Jika memang hendak naik angkutan umum, tolong siapkan kaki yang kuat karena memang jaraknya dari tempat transportasi umum lumayan jauh. Ya mirip dengan jarak Bojong Indah ke stasiun atau Kedoya ke halte TransJakarta. Halte terdekat adalah Halte ASMI untuk jalur Harmoni-Pulogadung. Jalan saja dari situ sampai pegel, ambil sisi kanan jalan karena Gerejanya di sebelah kanan. Jangan heran dengan banyaknya rumah karena memang Gereja Bonaventura terletak di dalam perumahan Pulomas yang terbilang elit dan terbilang banjir. Walau terletak di tempat elit, tapi cakupan Paroki ini juga termasuk Kampung Ambon, lho. Jadi, ya, cukup beragam.
Kenapa saya perlu menyebut Kampung Ambon? Tentu saja karena dari Kampung Ambonlah Paroki ini diawali, begitu menurut website Paroki.
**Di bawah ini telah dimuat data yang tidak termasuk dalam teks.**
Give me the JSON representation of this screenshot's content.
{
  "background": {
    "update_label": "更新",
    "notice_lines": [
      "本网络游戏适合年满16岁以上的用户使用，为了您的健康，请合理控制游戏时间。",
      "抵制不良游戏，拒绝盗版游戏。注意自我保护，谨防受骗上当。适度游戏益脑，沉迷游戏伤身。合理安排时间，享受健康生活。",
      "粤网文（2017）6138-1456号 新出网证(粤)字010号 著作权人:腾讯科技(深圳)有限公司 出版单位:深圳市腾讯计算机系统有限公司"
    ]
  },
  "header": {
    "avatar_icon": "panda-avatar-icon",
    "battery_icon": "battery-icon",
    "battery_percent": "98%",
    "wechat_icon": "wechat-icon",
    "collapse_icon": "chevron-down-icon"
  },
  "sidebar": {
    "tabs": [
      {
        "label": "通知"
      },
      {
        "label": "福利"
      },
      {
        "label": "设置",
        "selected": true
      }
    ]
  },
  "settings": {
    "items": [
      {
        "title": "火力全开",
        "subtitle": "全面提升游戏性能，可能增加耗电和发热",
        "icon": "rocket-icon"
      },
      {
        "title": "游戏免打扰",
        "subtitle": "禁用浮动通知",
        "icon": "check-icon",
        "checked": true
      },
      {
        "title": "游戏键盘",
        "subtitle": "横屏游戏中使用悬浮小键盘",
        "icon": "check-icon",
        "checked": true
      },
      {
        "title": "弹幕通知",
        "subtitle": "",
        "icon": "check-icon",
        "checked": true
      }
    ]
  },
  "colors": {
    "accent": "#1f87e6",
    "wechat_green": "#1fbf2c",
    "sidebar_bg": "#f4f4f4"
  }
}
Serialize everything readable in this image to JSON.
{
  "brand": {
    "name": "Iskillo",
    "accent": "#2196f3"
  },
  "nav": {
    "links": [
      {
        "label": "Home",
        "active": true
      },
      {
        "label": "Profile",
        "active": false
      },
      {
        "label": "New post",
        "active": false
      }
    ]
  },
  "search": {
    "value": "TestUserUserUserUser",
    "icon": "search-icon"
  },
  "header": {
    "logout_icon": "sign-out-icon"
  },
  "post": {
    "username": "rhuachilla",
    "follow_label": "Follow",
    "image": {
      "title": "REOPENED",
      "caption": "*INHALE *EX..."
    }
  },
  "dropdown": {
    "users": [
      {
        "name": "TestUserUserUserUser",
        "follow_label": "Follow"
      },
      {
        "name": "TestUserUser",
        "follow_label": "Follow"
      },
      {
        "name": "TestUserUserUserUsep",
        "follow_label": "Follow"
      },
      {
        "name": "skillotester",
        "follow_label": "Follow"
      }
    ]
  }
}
Pelayanan berupa pendidikan di Kampung Ambon kemudian perlahan menjelma menjadi persatuan dalam ibadah yang kemudian bermuara pada pemberkatan Gereja Santo Bonaventura Pulomas pada 20 April 1980 dan setahun kemudian diresmikan oleh Gubernur Tjokropranolo.
Saya yakin Gereja ini berproblema dengan parkiran karena berada di dalam perumahan. Sampai-sampai diumumkan kepada umat untuk tidak parkir di Jalan Pacuan Kuda, dugaan saya karena biasanya sampai mbleber ke jalan situ. Sekilas saya keliling juga lahan parkir hanya ada di depan Gereja, itu juga buat sepeda motor. Mungkin faktor itu juga yang membuat jumlah misa jadi cukup banyak.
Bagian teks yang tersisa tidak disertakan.